1869, August 1: Paris Woman’s Fiery Death

On August 1, 1869, a 37-year-old woman was found strangely burned to death in Paris, France. She had last been seen by her husband around 5:00PM when she had returned home; at that time, she went to the bedroom. Two hours later, around 7:00PM, her husband discovered that the doorknob to the bedroom was so hot that he couldn't touch it! He immediately called for help, and he and some others entered the bedroom through a window to see what had happened (the room was on the first floor). 

       The room was filled with a suffocating and foul smelling smoke. The woman was lying on the floor between the hearth and the bed, her head half under the bed and her legs across the closed and fireless hearth. The floor beneath her was completely destroyed, burned to coal and still smoldering, and formed an excavation in which the remains of much of her torso were found. Her head and upper torso were intact, though her upper torso was covered by a fine black dust which may have been the remains of her clothing. Her face was swollen and purplish red, but not burned; her hair, gathered in a bun at the back of her head, was also unburned. In the burned floor area there were bits of bones, ribs, and other incompletely incinerated material. Her left arm was completely missing from the shoulder down. Her right hand was gone, and the bones of her elbow were exposed to view, but the muscles of the forearm and upper arm were not destroyed. The left and back of her chest cavity were pressed wide open, and the chest cavity was empty of organs; The lower ribs were detached, and nothing but bone still existed from the chest cavity down to the top of the thighs. Both legs from the thighs down were completely intact, and covered in the same black dust as the upper body was. 

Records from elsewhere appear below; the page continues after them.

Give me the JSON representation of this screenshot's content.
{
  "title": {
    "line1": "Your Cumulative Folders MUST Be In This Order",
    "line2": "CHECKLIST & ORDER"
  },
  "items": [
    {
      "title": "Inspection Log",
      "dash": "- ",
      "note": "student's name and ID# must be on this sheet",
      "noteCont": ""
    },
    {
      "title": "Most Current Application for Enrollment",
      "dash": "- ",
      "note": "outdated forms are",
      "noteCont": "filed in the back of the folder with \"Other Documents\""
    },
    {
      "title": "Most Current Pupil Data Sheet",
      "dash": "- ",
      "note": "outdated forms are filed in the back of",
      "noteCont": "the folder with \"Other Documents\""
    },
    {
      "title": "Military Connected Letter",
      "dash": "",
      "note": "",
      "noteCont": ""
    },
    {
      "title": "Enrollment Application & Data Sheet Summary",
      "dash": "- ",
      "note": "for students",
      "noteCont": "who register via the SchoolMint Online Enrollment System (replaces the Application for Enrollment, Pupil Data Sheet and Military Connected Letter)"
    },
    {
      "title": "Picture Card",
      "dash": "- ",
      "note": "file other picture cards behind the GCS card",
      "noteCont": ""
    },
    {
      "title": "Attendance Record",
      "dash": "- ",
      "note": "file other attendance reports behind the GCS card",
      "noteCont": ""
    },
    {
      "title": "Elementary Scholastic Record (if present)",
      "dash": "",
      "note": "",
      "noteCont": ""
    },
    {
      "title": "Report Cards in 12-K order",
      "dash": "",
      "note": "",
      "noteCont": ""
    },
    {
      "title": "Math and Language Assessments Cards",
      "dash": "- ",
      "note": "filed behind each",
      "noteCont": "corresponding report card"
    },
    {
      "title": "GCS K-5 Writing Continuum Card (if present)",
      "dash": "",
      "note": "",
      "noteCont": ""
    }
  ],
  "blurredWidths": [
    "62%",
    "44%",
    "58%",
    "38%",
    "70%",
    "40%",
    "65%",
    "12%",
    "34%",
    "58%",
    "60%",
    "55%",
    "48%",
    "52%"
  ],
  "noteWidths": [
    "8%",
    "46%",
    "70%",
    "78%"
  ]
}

       The woman had been "addicted to alcoholic drinks," and had started drinking that day at five in the morning. Her husband stated that she was often seized with a nervous convulsive trembling in the evenings. No furniture in the room, including the bed, had any flame or heat damage to them. There was no obvious source of flame near the body... no matches, candles, or fire in the hearth. The woman had not cried out, and no noise of a struggle had been heard by any of the neighbors, and the occupants of the house opposite had not seen signs of any light or fire during the time she must have been burning.

Changes 

       As if the account above was not intriguing enough, two mistakes in its re-telling made it even more interesting for later researchers. The account above was originally reported by a Dr. Bertholle in an February 1870 issue of a French language journal. When the account was translated from French to English and briefly summarized in the well-known English medical journal The Lancet, the magazine accidentally described the scene as "She was found in her room with the viscera and some of the limbs consumed, the hair and clothes having escaped;" and in the same year Appleton's Journal of Literature, Science, and Art mistakenly reported "No flame issued from her body, which was completely charred, and no trace of fire was visible in the house, although she partly lay in bed, in contact with the bed-hangings, coverlets, and other articles, easily ignited." Thus, between these two influential journals, the details of the woman being found in unburned cloths and on an unburned bed were created, which add a paranormal spice to the story... but is completely wrong.